Fong held out a prison schedule.
Chen took it, saying, “And anyone could get hold of these?”
“Anyone who knew someone in the prison or even knew the basic workings of the place.” Fong sat in the wooden chair and drummed his fingers on his knee.
“So there was opportunity. What about motive?”
“I may have supplied that.”
Chen’s mouth dropped open. He had bad teeth as well as everything else. “How did you . . .?”
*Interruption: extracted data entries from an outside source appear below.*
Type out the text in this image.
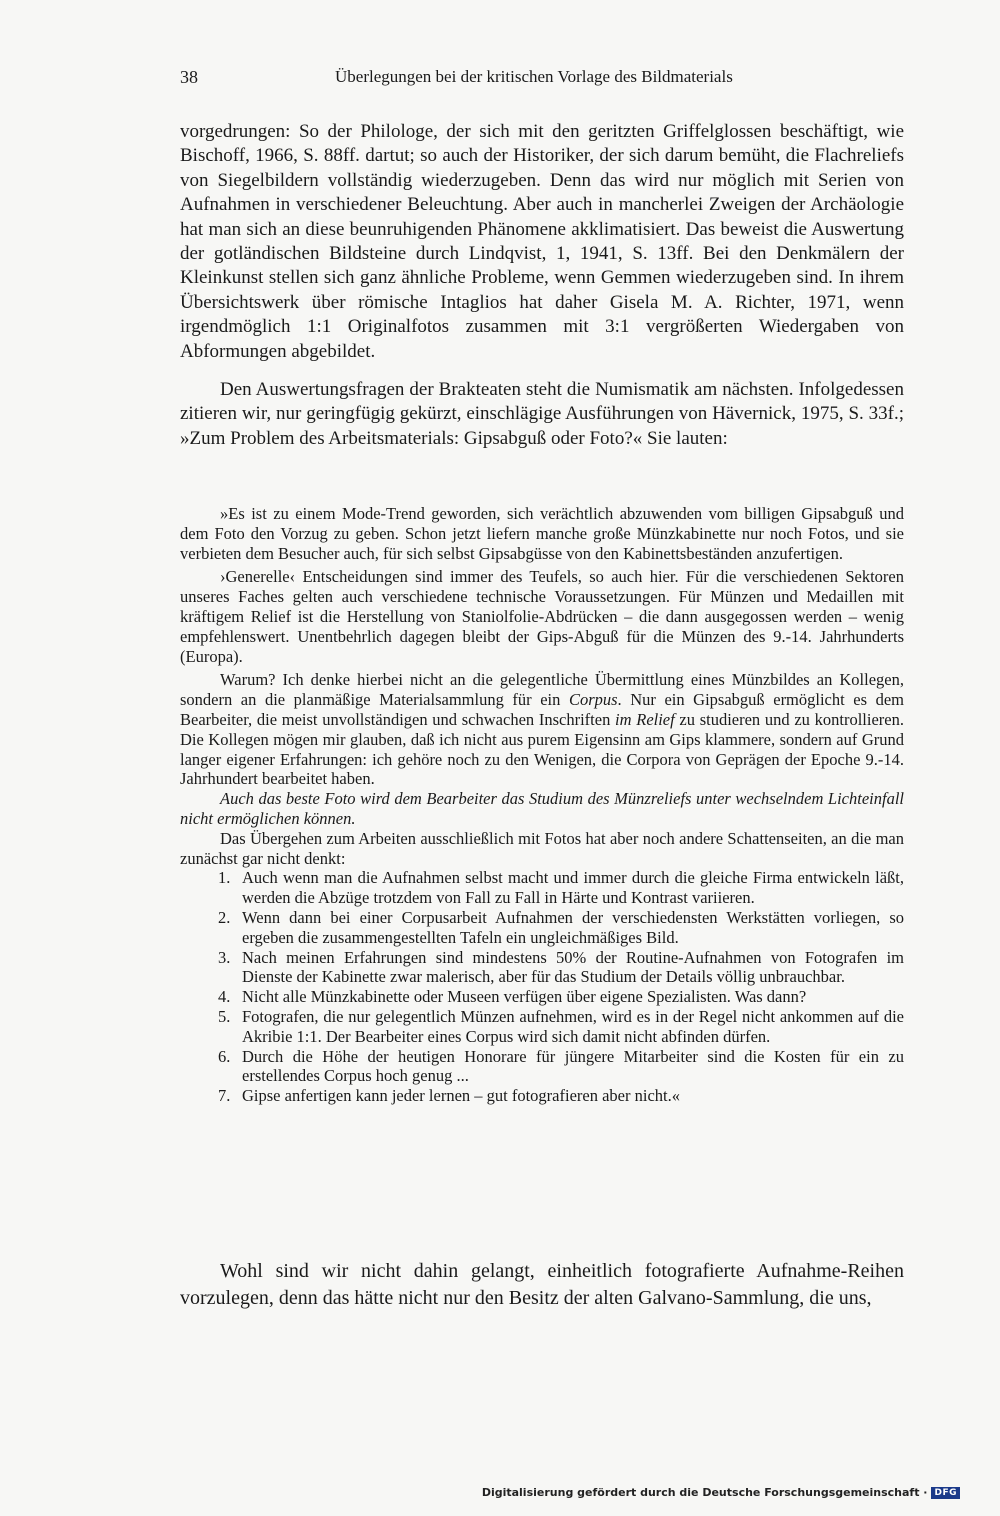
38	Überlegungen bei der kritischen Vorlage des Bildmaterials

vorgedrungen: So der Philologe, der sich mit den geritzten Griffelglossen beschäftigt, wie Bischoff, 1966, S. 88ff. dartut; so auch der Historiker, der sich darum bemüht, die Flachreliefs von Siegelbildern vollständig wiederzugeben. Denn das wird nur möglich mit Serien von Aufnahmen in verschiedener Beleuchtung. Aber auch in mancherlei Zweigen der Archäologie hat man sich an diese beunruhigenden Phänomene akklimatisiert. Das beweist die Auswertung der gotländischen Bildsteine durch Lindqvist, 1, 1941, S. 13ff. Bei den Denkmälern der Kleinkunst stellen sich ganz ähnliche Probleme, wenn Gemmen wiederzugeben sind. In ihrem Übersichtswerk über römische Intaglios hat daher Gisela M. A. Richter, 1971, wenn irgendmöglich 1:1 Originalfotos zusammen mit 3:1 vergrößerten Wiedergaben von Abformungen abgebildet.

Den Auswertungsfragen der Brakteaten steht die Numismatik am nächsten. Infolgedessen zitieren wir, nur geringfügig gekürzt, einschlägige Ausführungen von Hävernick, 1975, S. 33f.; »Zum Problem des Arbeitsmaterials: Gipsabguß oder Foto?« Sie lauten:

»Es ist zu einem Mode-Trend geworden, sich verächtlich abzuwenden vom billigen Gipsabguß und dem Foto den Vorzug zu geben. Schon jetzt liefern manche große Münzkabinette nur noch Fotos, und sie verbieten dem Besucher auch, für sich selbst Gipsabgüsse von den Kabinettsbeständen anzufertigen.

›Generelle‹ Entscheidungen sind immer des Teufels, so auch hier. Für die verschiedenen Sektoren unseres Faches gelten auch verschiedene technische Voraussetzungen. Für Münzen und Medaillen mit kräftigem Relief ist die Herstellung von Staniolfolie-Abdrücken – die dann ausgegossen werden – wenig empfehlenswert. Unentbehrlich dagegen bleibt der Gips-Abguß für die Münzen des 9.-14. Jahrhunderts (Europa).

Warum? Ich denke hierbei nicht an die gelegentliche Übermittlung eines Münzbildes an Kollegen, sondern an die planmäßige Materialsammlung für ein Corpus. Nur ein Gipsabguß ermöglicht es dem Bearbeiter, die meist unvollständigen und schwachen Inschriften im Relief zu studieren und zu kontrollieren. Die Kollegen mögen mir glauben, daß ich nicht aus purem Eigensinn am Gips klammere, sondern auf Grund langer eigener Erfahrungen: ich gehöre noch zu den Wenigen, die Corpora von Geprägen der Epoche 9.-14. Jahrhundert bearbeitet haben.

Auch das beste Foto wird dem Bearbeiter das Studium des Münzreliefs unter wechselndem Lichteinfall nicht ermöglichen können.

Das Übergehen zum Arbeiten ausschließlich mit Fotos hat aber noch andere Schattenseiten, an die man zunächst gar nicht denkt:

1. Auch wenn man die Aufnahmen selbst macht und immer durch die gleiche Firma entwickeln läßt, werden die Abzüge trotzdem von Fall zu Fall in Härte und Kontrast variieren.
2. Wenn dann bei einer Corpusarbeit Aufnahmen der verschiedensten Werkstätten vorliegen, so ergeben die zusammengestellten Tafeln ein ungleichmäßiges Bild.
3. Nach meinen Erfahrungen sind mindestens 50% der Routine-Aufnahmen von Fotografen im Dienste der Kabinette zwar malerisch, aber für das Studium der Details völlig unbrauchbar.
4. Nicht alle Münzkabinette oder Museen verfügen über eigene Spezialisten. Was dann?
5. Fotografen, die nur gelegentlich Münzen aufnehmen, wird es in der Regel nicht ankommen auf die Akribie 1:1. Der Bearbeiter eines Corpus wird sich damit nicht abfinden dürfen.
6. Durch die Höhe der heutigen Honorare für jüngere Mitarbeiter sind die Kosten für ein zu erstellendes Corpus hoch genug ...
7. Gipse anfertigen kann jeder lernen – gut fotografieren aber nicht.«

Wohl sind wir nicht dahin gelangt, einheitlich fotografierte Aufnahme-Reihen vorzulegen, denn das hätte nicht nur den Besitz der alten Galvano-Sammlung, die uns,

Digitalisierung gefördert durch die Deutsche Forschungsgemeinschaft · DFG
“You saw me interrogate Hesheng the first time. I was out of practice but anxious to show everyone that I hadn’t lost my skill. Well, I hadn’t totally lost my skill and you all saw. Saw Hesheng about to break. After all he’d been through, I just nudged him over the edge. Everyone knew I’d be back for more. And when I came back he’d tell me everything. He had that much weariness in him. It was like he was holding a terribly heavy rock high over his head. His knees were shaking from the strain. He wasn’t capable of bearing the load much longer.”
Chen let Fong sit with his thoughts for a moment then said, “So both groups were set into motion at the same time.”
“That’s how I see it, Captain Chen. One responded with the snake, the other with the poison.”
“You asked me to guess, so I guess that the one who used the snake killed those men on the boat and set it up as an object lesson. The poisoners tried to burn the boat,” said Chen. His voice had returned to its lower register. “It’s just a guess, sir.”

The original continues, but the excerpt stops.